なお、セーブデータに含めるのためには以下のような記述が必要です。

class Game_Quests{
//中略
}
window[Game_Quests.name] = Game_Quests;

この方法であれば、自作のクラスをセーブデータに含めることができます。

なぜ、これが必要なのか?

ここから先はJavaScriptの文法や実行形式がどうなっているかを知っていれば、なんとなく考え付く方法です。
普通にツクールでゲームを作る上ではこの知識が必要になるのはプラグイン作者のみですので、知らなくていいです。

JavaScriptでクラス(ここでは旧来のprototypeを用いたものを含む)のメソッドを呼び出す場合、型定義であるprototypeが必要です。

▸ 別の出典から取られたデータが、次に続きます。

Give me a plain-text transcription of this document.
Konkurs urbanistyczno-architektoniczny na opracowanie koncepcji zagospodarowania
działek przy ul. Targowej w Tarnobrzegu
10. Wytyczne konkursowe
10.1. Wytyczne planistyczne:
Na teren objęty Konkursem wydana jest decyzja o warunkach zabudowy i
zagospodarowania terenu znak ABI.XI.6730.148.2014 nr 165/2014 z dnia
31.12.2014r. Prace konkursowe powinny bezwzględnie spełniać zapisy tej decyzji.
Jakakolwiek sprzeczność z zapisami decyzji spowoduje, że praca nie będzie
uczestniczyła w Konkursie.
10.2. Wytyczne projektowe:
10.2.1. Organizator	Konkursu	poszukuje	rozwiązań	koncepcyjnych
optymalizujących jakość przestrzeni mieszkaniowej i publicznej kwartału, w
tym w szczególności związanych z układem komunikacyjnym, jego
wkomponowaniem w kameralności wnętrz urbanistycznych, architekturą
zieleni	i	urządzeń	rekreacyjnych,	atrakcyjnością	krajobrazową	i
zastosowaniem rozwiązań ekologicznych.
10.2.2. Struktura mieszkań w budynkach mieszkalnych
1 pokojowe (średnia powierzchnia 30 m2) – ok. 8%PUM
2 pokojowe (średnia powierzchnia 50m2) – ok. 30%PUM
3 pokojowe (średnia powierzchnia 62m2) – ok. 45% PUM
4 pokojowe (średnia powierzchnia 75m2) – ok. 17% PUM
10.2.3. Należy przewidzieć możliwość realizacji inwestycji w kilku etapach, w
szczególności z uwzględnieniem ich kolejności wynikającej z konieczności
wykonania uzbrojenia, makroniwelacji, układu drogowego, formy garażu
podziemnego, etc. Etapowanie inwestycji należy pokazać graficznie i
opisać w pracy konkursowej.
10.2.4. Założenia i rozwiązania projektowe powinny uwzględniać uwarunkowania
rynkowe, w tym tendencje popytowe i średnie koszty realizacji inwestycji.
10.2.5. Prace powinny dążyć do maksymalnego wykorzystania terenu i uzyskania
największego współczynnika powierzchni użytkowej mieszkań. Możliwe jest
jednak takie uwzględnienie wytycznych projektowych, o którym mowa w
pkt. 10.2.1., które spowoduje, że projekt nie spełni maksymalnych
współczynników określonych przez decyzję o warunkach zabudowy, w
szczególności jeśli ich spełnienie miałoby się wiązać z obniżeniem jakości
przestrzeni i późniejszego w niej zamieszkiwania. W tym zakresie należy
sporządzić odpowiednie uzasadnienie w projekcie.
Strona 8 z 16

prototypeというのはC++であれば仮想関数テーブルに相当します。
actor.setName("ああああ")といった感じでアクターの名前を「ああああ」に変更すると仮定します。
すると、内部ではこんな感じの処理が走ります。
(大雑把な解説ですので、厳密には違う可能性があります)

function callFunction(_functionName,_this,_args){
  var proto = _this.__proto__
  var func = proto[_functionName];
  if(func){
    func.apply(_this,args);
  }else{
     thorw new Error("undefined error");
  }
}

大体こんな動きをします。
特にif文の下は見覚えがある方もいるでしょう。
クラスの初期化に使っているアレです。

セーブデータ読み込みの実態

ツクールMVでセーブデータを読み込む場合、JsonEx._decode()という関数があります。
丸ごと中身を引用します。

rpg_core.js
JsonEx._decode = function(value, circular, registry) {
    var type = Object.prototype.toString.call(value);
    if (type === '[object Object]' || type === '[object Array]') {
        registry[value['@c']] = value;

        if (value['@']) {
            var constructor = window[value['@']];
            if (constructor) {
                value = this._resetPrototype(value, constructor.prototype);
            }
        }
        for (var key in value) {
            if (value.hasOwnProperty(key)) {
                if(value[key] && value[key]['@a']){
                    //object is array wrapper
                    var body = value[key]['@a'];
                    body['@c'] = value[key]['@c'];
                    value[key] = body;
                }
                if(value[key] && value[key]['@r']){
                    //object is reference
                    circular.push([key, value, value[key]['@r']])
                }
                value[key] = this._decode(value[key], circular, registry);
            }
        }
    }
    return value;
};

これが何をしているかというと、文字列の状態のJSONを再帰的にたどってデータをクラスとして使える状態にしています。
関数の再起呼びだしにfor in文だとか、prototypeへthis._resetPrototype()で型情報を取り付けるなど上級者向けテクニックのオンパレードです。
ただ、セーブデータの復元方法として比較的オーソドックスな方法です。

いよいよ本題です。

class Game_Quests{
//中略
}
window[Game_Quests.name] = Game_Quests;

序盤で書いた、このおまじないの意味を説明します。
windowというのは、JavaScriptの実行においてrootにあたるオブジェクトです。
グローバル名前空間で関数を宣言すると、ここに追加されます。
しかし、class構文の使えるstrictモードは通常の処理と名前空間が異なり、strictモード内で宣言した変数は通常モードからは見えません。
そのため、strictでない空間に持っていく必要があるのです。

少し前の読み込みの内部実装でこんな場所がありましたよね?

rpg_core.js

        if (value['@']) {
            var constructor = window[value['@']];
            if (constructor) {
                value = this._resetPrototype(value, constructor.prototype);
            }
        }

これのwindowはwindow[Game_Quests.name] = Game_Quests;で何かを代入されているwindowと同じです。
これによって、グローバル名前空間から型情報に対応したprototypeを探しているのです。
(厳密に言えば、functionの下にぶら下がっているprototypeではないですが、重箱の隅をつついてもしょうがないので無視します)
JavaScriptの様々なオブジェクトは結局はどれも連想配列です。
それを複雑な使い方で仮想関数・メンバ変数・その他もろもろを実現しているというわけです。

終わりに

長かったですが、こんな話はごく一部のプラグイン作者が知っていればいいだけの話です。
普通にゲームを作る上では必要ないです。
ただ、知っているとたまに…役に立ちます。